Q. How long do these changes in women's brains last?
A. We don’t know, but we have indications from other studies that they can be lifelong. We have investigated what happens up to six years postpartum and changes are still seen. But there are other researchers who take large databases, which have tens of thousands of participants, and compare those who are mothers with those who are not. There are even women who are in their seventies in whom specific changes persist. It is also impossible to say exactly if biology is behind these changes or if the environment also influences them. It may depend on the type of upbringing they had, or their lifestyle. There are also studies that associate these changes with the hormonal levels of estrogen to which women are subjected during the nine months of pregnancy, and that in the long term could affect how the woman faces menopause and how she transitions to adulthood.
Q. And what happens with the following pregnancies?
A. This is what we are researching now, along with possible changes in the brains of parents. But a lot of data is needed to draw conclusions. It is work that takes time.
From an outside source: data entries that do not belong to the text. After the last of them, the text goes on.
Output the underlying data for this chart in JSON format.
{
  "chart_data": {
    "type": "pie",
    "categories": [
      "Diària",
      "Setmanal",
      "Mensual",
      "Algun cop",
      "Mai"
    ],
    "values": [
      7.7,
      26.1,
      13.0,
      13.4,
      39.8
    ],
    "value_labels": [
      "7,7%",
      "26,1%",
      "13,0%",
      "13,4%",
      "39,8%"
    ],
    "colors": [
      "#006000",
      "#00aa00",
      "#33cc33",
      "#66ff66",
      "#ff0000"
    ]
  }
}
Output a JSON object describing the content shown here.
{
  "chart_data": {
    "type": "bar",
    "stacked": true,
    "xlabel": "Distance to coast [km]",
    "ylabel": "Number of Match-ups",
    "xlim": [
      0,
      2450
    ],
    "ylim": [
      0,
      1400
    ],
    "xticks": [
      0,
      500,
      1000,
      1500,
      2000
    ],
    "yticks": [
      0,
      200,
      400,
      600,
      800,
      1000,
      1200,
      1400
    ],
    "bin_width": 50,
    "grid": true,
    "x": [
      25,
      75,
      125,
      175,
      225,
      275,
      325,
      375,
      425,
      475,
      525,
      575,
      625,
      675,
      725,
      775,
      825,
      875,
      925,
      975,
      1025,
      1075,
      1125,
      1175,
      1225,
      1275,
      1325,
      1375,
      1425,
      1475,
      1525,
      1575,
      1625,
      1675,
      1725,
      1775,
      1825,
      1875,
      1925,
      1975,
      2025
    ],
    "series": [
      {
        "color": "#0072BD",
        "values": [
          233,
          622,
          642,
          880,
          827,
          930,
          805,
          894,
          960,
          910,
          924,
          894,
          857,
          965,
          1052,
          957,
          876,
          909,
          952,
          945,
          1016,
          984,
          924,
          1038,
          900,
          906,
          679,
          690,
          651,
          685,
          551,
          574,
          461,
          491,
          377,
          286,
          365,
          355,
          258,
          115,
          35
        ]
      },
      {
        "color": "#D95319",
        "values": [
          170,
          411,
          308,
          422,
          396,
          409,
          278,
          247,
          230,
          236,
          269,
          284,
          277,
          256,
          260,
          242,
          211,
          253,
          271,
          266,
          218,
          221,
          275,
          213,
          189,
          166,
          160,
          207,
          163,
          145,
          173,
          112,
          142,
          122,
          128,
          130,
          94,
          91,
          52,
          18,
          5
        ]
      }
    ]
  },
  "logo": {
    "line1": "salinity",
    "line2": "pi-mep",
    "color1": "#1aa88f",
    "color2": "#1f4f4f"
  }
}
Q. Is it difficult to find participants?
A. It is very difficult, especially depending on the approach of the study. We need to monitor women before they become pregnant and then during the early postpartum period. You have to do a lot of MRIs, but not all of them are going to be useful because many women who start the study are not going to get pregnant. Others may lose the baby, or simply lose interest because there is a follow-up that lasts many months. It is also economically very expensive. Researchers have to be very motivated to want to invest their time in projects that take much longer than science in Spain allows.
Q. In addition to researching a topic about which very little is known, what is this knowledge useful for?
A. Several things. If we take it to the clinical field, the first thing that comes to everyone’s mind is postpartum mental pathology. Today we are trying to predict, treat, and cure postpartum mental pathologies, and we do not even know exactly what happens in a woman’s brain during pregnancy. So, one of the most direct applications would be to try to develop treatments aimed at perinatal pathologies. Understanding how this may affect menopause, or how it may affect women who are at higher risk of developing Alzheimer’s disease, is also important.